A tear welled at the corner of my eye, for the pity of it all. I scuttled off to the next pub on my roster.
But she followed me, that little scare-flesh, through the encroaching murk of an early dusk.
My eyes flowed with something I could not explain. I turned round and looked at the dear Medusa of my heart - and realised that with no doubt I had fallen in love with her dripping mask.
Matthew Shakewell, the landlord, shook my hand as I arrived athe Jackass Penguin bar.
“Hi, Blasphemy!” he said to me, “how’s things? Got some juicy meatenings for my hungry microwave? It’s jawing on a wadge of used pork scratchings at the moment. It needs a lump of your choice cuts to suck…” He laughed.
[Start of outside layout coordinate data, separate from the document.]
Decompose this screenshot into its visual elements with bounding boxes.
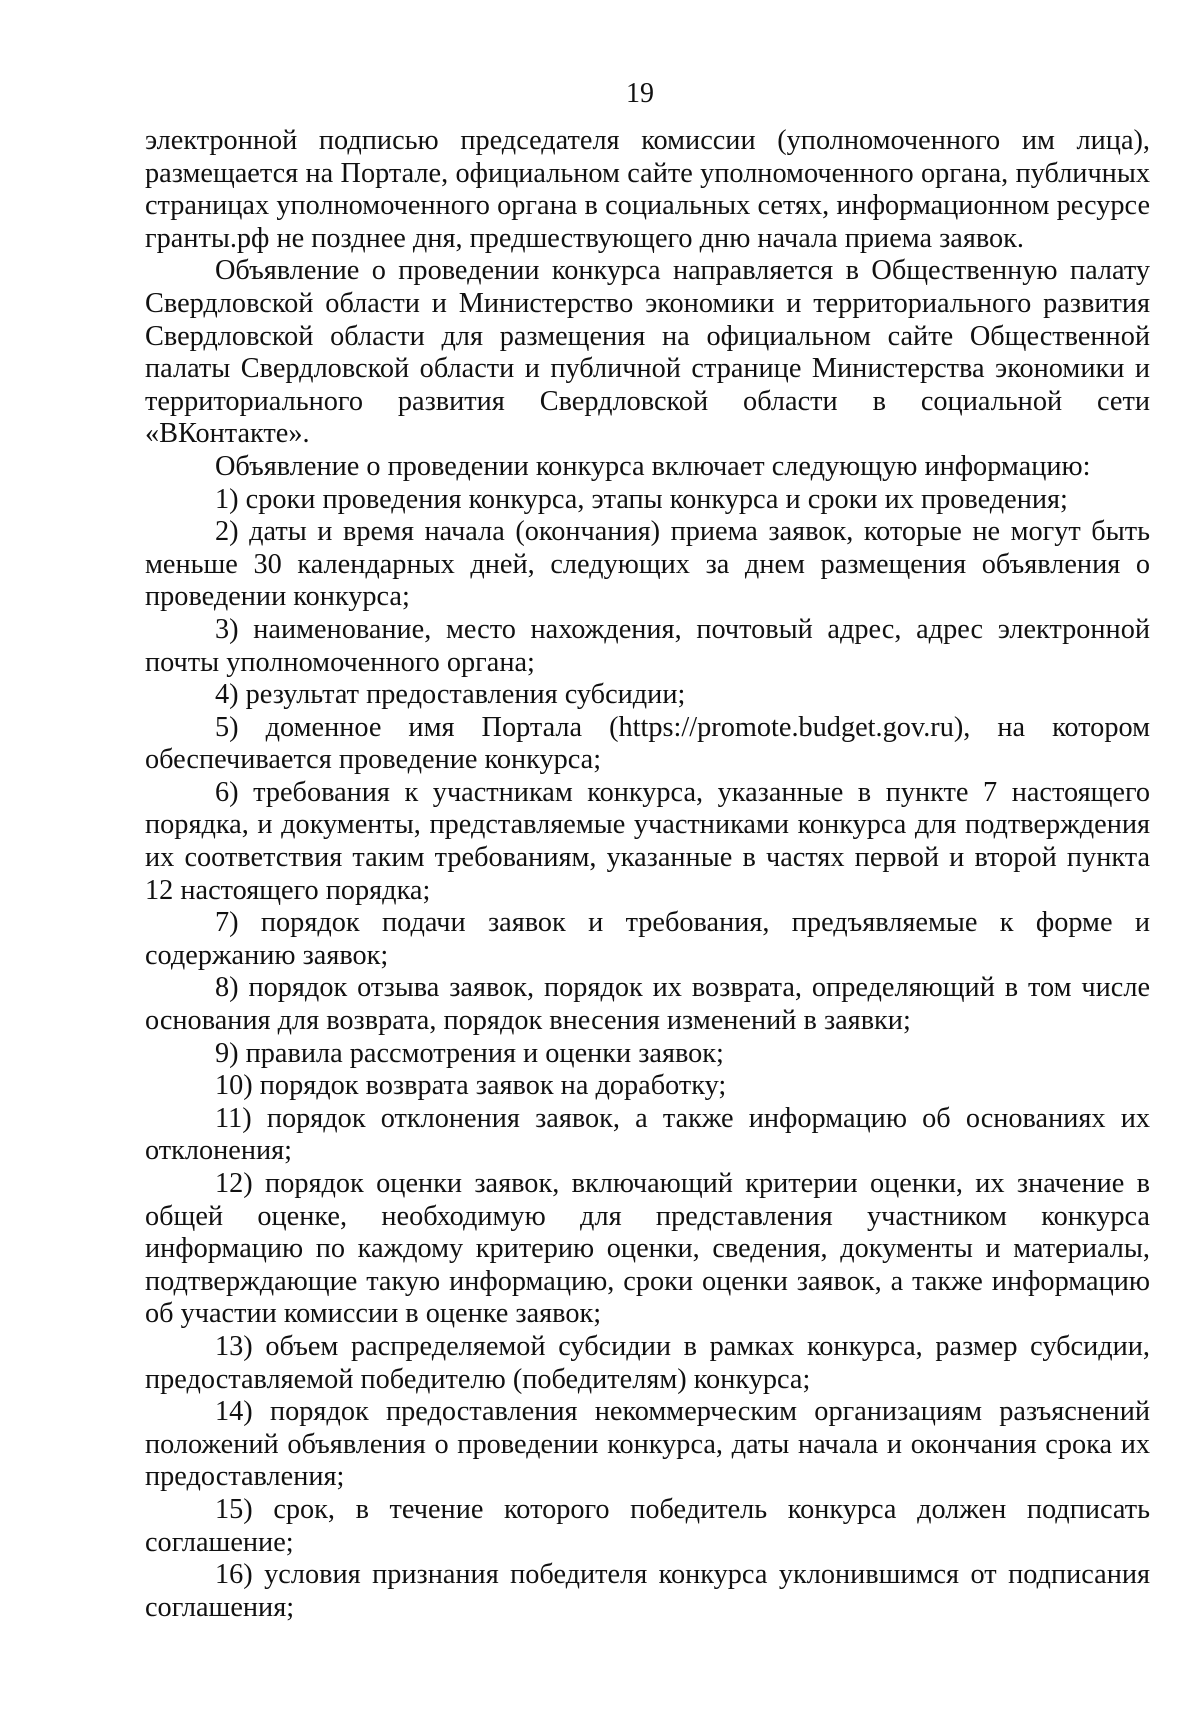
list-item-11: 11) порядок отклонения заявок, а также информацию об основаниях их отклонения; [145, 1102, 1150, 1167]
list-item-9: 9) правила рассмотрения и оценки заявок; [215, 1037, 724, 1069]
list-item-8: 8) порядок отзыва заявок, порядок их возврата, определяющий в том числе основания для возврата, порядок внесения изменений в заявки; [145, 972, 1150, 1037]
page-number: 19 [626, 78, 654, 109]
list-item-16: 16) условия признания победителя конкурса уклонившимся от подписания соглашения; [145, 1559, 1150, 1623]
paragraph-announcement-sent: Объявление о проведении конкурса направляется в Общественную палату Свердловской области и Министерство экономики и территориального развития Свердловской области для размещения на официальном сайте Общественной палаты Свердловской области и публичной странице Министерства экономики и территориального развития Свердловской области в социальной сети «ВКонтакте». [145, 255, 1150, 450]
paragraph-continuation: электронной подписью председателя комиссии (уполномоченного им лица), размещается на Портале, официальном сайте уполномоченного органа, публичных страницах уполномоченного органа в социальных сетях, информационном ресурсе гранты.рф не позднее дня, предшествующего дню начала приема заявок. [145, 125, 1150, 254]
list-item-13: 13) объем распределяемой субсидии в рамках конкурса, размер субсидии, предоставляемой победителю (победителям) конкурса; [145, 1330, 1150, 1395]
list-item-4: 4) результат предоставления субсидии; [215, 679, 686, 711]
list-item-5: 5) доменное имя Портала (https://promote.budget.gov.ru), на котором обеспечивается проведение конкурса; [145, 711, 1150, 776]
list-item-1: 1) сроки проведения конкурса, этапы конкурса и сроки их проведения; [215, 483, 1068, 515]
paragraph-announcement-content: Объявление о проведении конкурса включает следующую информацию: [215, 450, 1091, 482]
list-item-12: 12) порядок оценки заявок, включающий критерии оценки, их значение в общей оценке, необходимую для представления участником конкурса информацию по каждому критерию оценки, сведения, документы и материалы, подтверждающие такую информацию, сроки оценки заявок, а также информацию об участии комиссии в оценке заявок; [145, 1168, 1150, 1330]
document-body [145, 125, 1150, 1624]
list-item-15: 15) срок, в течение которого победитель конкурса должен подписать соглашение; [145, 1493, 1150, 1558]
list-item-14: 14) порядок предоставления некоммерческим организациям разъяснений положений объявления о проведении конкурса, даты начала и окончания срока их предоставления; [145, 1396, 1150, 1493]
list-item-3: 3) наименование, место нахождения, почтовый адрес, адрес электронной почты уполномоченного органа; [145, 613, 1150, 678]
list-item-2: 2) даты и время начала (окончания) приема заявок, которые не могут быть меньше 30 календарных дней, следующих за днем размещения объявления о проведении конкурса; [145, 516, 1150, 613]
list-item-10: 10) порядок возврата заявок на доработку; [215, 1070, 727, 1102]
list-item-7: 7) порядок подачи заявок и требования, предъявляемые к форме и содержанию заявок; [145, 907, 1150, 971]
list-item-6: 6) требования к участникам конкурса, указанные в пункте 7 настоящего порядка, и документы, представляемые участниками конкурса для подтверждения их соответствия таким требованиям, указанные в частях первой и второй пункта 12 настоящего порядка; [145, 776, 1150, 906]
I put my hand into my seeping canvas bag and pulled out the tenderest, pinkest steaklets. Shakewell whistled between his teeth and paid me a wow of a gratuity, which I immediately returned to him in exchange for a pint of the very best and a shovelful of scratchings.
I then sat in the corner and slowly sipped at my drink. But when I happened to look into the surface of the liquid, I did not see the reflection of my own face but the imploring eyes of my lamented mother. And whan I looked up at Shakewell’s humming microwave, I caught a fleeting image of the wide, white poppy face of sweet Pansy Pie, somehow desperately trying to tell me something with her haunting eyes.